This is a double feature, because both stories share a villain: the assumption that order and shape don’t matter. They matter. They matter so much.


Feature 1: The route that got swallowed

We had two FastAPI routes:

@router.get("/rules/{rule_id}")     # declared first
def get_rule(rule_id: str): ...

@router.get("/rules/available")     # declared second
def list_available_rules(): ...

Then we wondered why GET /rules/available was returning a baffling error instead of the list of available rules.

Here’s the thing: FastAPI matches routes in declaration order, top to bottom, first match wins. So when a request for /rules/available comes in, FastAPI walks the list, hits /rules/{rule_id} first, shrugs, and goes: “Sure, rule_id = "available". Makes sense to me.” The literal route never even gets a turn.
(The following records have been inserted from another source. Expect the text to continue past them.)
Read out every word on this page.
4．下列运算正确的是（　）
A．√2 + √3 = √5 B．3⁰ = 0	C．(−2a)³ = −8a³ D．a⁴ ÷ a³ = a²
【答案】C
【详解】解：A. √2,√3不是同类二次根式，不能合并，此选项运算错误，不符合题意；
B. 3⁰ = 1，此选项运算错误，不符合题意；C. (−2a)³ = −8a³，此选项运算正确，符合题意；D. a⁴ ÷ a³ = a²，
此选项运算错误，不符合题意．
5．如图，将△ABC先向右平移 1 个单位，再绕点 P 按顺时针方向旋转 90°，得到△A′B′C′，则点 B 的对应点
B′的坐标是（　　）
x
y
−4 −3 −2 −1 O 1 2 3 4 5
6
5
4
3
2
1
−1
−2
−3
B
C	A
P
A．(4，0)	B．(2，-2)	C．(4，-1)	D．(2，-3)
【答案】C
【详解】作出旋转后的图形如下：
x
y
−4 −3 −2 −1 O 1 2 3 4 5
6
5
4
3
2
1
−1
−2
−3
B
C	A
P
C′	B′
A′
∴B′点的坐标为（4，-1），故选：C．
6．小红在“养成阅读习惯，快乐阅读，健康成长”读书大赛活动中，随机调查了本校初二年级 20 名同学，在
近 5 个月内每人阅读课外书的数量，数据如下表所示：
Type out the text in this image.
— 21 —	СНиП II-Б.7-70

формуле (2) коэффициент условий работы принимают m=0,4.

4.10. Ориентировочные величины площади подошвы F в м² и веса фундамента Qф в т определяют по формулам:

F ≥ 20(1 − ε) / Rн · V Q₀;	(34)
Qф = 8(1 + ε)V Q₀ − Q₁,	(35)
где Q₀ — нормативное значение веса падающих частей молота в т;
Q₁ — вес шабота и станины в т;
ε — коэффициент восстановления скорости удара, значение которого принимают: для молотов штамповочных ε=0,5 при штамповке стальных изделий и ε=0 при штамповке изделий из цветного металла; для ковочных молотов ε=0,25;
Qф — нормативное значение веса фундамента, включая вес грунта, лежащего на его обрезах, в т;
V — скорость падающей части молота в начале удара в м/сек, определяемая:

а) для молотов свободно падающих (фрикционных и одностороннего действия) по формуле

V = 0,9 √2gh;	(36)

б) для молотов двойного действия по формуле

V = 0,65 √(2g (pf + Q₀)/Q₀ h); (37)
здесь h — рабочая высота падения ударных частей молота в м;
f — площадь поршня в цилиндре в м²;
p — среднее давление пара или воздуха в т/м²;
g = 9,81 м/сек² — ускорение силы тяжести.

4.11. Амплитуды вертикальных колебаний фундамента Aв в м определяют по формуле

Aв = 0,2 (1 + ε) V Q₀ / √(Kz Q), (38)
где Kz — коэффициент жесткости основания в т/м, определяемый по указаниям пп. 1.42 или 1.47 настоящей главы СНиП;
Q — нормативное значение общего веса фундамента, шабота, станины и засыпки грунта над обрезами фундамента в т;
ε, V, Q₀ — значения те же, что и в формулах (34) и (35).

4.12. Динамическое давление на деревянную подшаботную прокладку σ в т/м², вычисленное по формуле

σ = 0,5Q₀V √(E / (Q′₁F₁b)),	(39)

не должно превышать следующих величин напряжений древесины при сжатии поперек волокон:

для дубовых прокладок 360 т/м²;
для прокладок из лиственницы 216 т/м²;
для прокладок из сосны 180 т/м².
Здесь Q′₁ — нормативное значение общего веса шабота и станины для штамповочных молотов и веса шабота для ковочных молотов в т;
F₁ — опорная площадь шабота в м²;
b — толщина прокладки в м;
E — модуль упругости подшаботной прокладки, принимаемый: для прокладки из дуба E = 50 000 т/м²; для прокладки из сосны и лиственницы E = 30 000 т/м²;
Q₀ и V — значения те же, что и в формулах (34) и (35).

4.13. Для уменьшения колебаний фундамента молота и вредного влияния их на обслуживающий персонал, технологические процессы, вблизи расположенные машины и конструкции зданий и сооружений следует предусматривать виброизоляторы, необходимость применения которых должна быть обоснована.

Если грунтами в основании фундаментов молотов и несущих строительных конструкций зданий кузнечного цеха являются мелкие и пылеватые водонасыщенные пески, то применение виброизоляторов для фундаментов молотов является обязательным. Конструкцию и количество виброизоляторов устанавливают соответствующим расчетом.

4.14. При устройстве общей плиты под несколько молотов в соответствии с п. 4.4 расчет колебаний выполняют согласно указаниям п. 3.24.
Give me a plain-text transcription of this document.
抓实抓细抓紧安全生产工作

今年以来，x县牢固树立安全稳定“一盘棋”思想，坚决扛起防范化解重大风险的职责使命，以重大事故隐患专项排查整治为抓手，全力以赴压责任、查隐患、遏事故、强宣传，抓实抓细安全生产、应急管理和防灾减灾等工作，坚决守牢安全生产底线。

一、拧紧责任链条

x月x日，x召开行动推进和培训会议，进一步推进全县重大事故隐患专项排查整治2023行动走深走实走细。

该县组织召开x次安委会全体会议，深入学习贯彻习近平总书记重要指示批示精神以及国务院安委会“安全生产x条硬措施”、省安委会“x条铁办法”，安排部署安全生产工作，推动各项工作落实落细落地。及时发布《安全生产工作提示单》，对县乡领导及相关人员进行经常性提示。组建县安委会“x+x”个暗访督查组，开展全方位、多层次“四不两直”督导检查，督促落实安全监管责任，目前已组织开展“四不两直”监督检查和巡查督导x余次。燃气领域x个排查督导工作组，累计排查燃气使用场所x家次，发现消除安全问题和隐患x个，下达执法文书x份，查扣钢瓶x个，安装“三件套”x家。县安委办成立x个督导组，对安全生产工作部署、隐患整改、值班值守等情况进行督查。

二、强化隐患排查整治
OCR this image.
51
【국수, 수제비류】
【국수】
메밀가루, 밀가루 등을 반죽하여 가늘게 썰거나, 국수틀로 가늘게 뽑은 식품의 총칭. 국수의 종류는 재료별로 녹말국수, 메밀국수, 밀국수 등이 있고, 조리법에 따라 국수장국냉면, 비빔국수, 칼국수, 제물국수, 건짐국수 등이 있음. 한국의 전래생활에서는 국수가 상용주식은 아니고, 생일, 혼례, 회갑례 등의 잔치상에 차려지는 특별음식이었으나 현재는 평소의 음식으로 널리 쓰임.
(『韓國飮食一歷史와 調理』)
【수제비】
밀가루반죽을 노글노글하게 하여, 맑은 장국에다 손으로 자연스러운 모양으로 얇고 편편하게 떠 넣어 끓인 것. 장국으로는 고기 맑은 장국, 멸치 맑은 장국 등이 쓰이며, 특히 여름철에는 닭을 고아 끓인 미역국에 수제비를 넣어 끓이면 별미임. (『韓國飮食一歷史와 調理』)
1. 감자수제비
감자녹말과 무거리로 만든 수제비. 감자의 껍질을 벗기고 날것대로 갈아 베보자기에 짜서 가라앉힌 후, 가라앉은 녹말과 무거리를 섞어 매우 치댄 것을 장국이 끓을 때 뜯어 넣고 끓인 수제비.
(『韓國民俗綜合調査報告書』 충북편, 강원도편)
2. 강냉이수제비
It’s standing in line behind a pattern that matches everything.

/rules/{rule_id} is the friend who answers every question in the group chat before anyone else can type. /rules/available never had a chance.

The fix: declare literal paths before parametric ones.

@router.get("/rules/available")    # specific first
def list_available_rules(): ...

@router.get("/rules/{rule_id}")    # greedy catch-all last
def get_rule(rule_id: str): ...

Specific before greedy. Always. The catch-all goes at the bottom, like the “anything else?” line on a form.


Feature 2: The envelope that wasn’t there

Meanwhile, on the frontend, we had a helper called api.get. And a very reasonable-looking line:

const res = await api.get("/budgets");
setBudgets(res.data);   // 💥

This is the kind of code that looks correct in every language you’ve ever used. res.data — the data is in .data, right? That’s the envelope. That’s how responses work.

Except api.get already unwraps the envelope. It returns the body directly, not { data: T }. So res is the array. And res.data? That’s undefined.

So setBudgets(undefined) runs without complaint. The app doesn’t crash here. It crashes later, somewhere downstream, when something tries to .map over undefined — far from the scene of the actual crime. And because we’d persisted that state, undefined got written into localStorage, which then poisoned the next page load too. The bug outlived the session. It haunted refreshes.

The fix:

const budgets = await api.get("/budgets");   // already the body
setBudgets(Array.isArray(budgets) ? budgets : []);

Two lessons in one: know whether your helper unwraps, and never trust an unverified shape. Which leads to the bonus...

Bonus crime: (x || []).map is not shape-safe

(x || []).map(...) only saves you when x is null/undefined. If x is an object {} instead of an array, x || [] happily returns the object, and .map is not a function. Guard the actual shape:

(Array.isArray(x) ? x : []).map(...)

The shared moral

Both bugs come from treating distinct things as interchangeable:

  • Routes: /rules/available and /rules/{id} are not peers — one is specific, one is greedy. Order encodes priority.
  • Responses: the body and { data: body } are not the same shape. Know which one your helper hands you.
  • Truthiness ≠ shape. || [] checks for missing, not for array. Use Array.isArray.

The unifying theme: the bugs that hurt most aren’t the ones where you wrote something wrong — they’re the ones where you wrote something plausible. Plausible code passes the eyeball test and fails at runtime, usually in a different file, ideally on a Friday.